Wojewódzki pajacował jak zawsze, jednak Bill nie rozumiał jego żartów. Uważam, że i tak zachował klasę próbując się śmiać nie rozumiejąc tego humoru. Po za tym miał tłumaczenie z opóźnieniem i to też psuło efekt. Gdyby rozmawiali po angielsku (a Wojewódzki umie bo kiedyś słyszałam na żywo, spotkałam go na urlopie), bardziej by się zrozumieli. Kuba wyznaje zasadę...jesteśmy w Polsce to mówimy po polsku.
Wydaje mi się, że po prostu materiał został źle zmontowany - wybrali do emisji najgorsze momenty. Druga część wywiadu jest dostępna na player.pl i pada dużo ciekawych pytań ze strony Kuby. Wydaje mi si, że pomimo jego niezrozumiałych żartów, dał radę ☺️ nie wiem czy tłumaczenie, które słyszał Bill było słabe ale jego odpowiedzi były nieadekwatne. Dobry wywiad, to dwóch rozmówców, pamiętajmy o tym.

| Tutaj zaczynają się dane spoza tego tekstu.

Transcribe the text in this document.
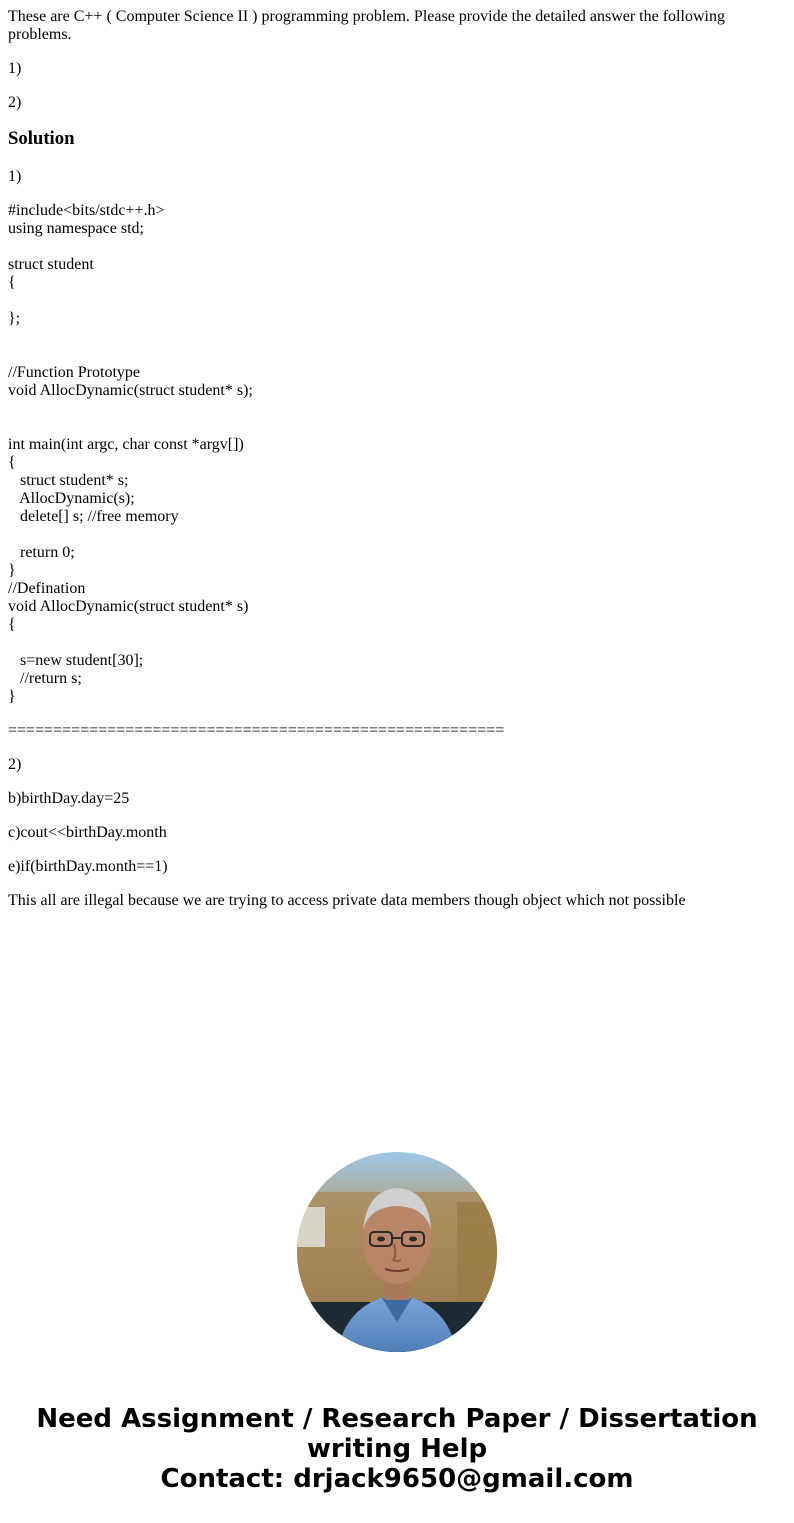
These are C++ ( Computer Science II ) programming problem. Please provide the detailed answer the following problems.

1)

2)

Solution

1)

#include<bits/stdc++.h>
using namespace std;
struct student
{
};
//Function Prototype
void AllocDynamic(struct student* s);
int main(int argc, char const *argv[])
{
struct student* s;
AllocDynamic(s);
delete[] s; //free memory
return 0;
}
//Defination
void AllocDynamic(struct student* s)
{
s=new student[30];
//return s;
}

=======================================================

2)

b)birthDay.day=25

c)cout<<birthDay.month

e)if(birthDay.month==1)

This all are illegal because we are trying to access private data members though object which not possible

Need Assignment / Research Paper / Dissertation
writing Help
Contact: drjack9650@gmail.com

Jeśli tak, to przepraszam, ale to, co pokazali na wizji było dnem...może dostosowane do widzów TVNu ?
Masz rację, dla mnie także to było dno:). Jak można tak prowadzić rozmowę z takim gościem?
Wojewódzki to jednak wieśniak...te jego pytania i stereotypy o Polakach...ręce opadają.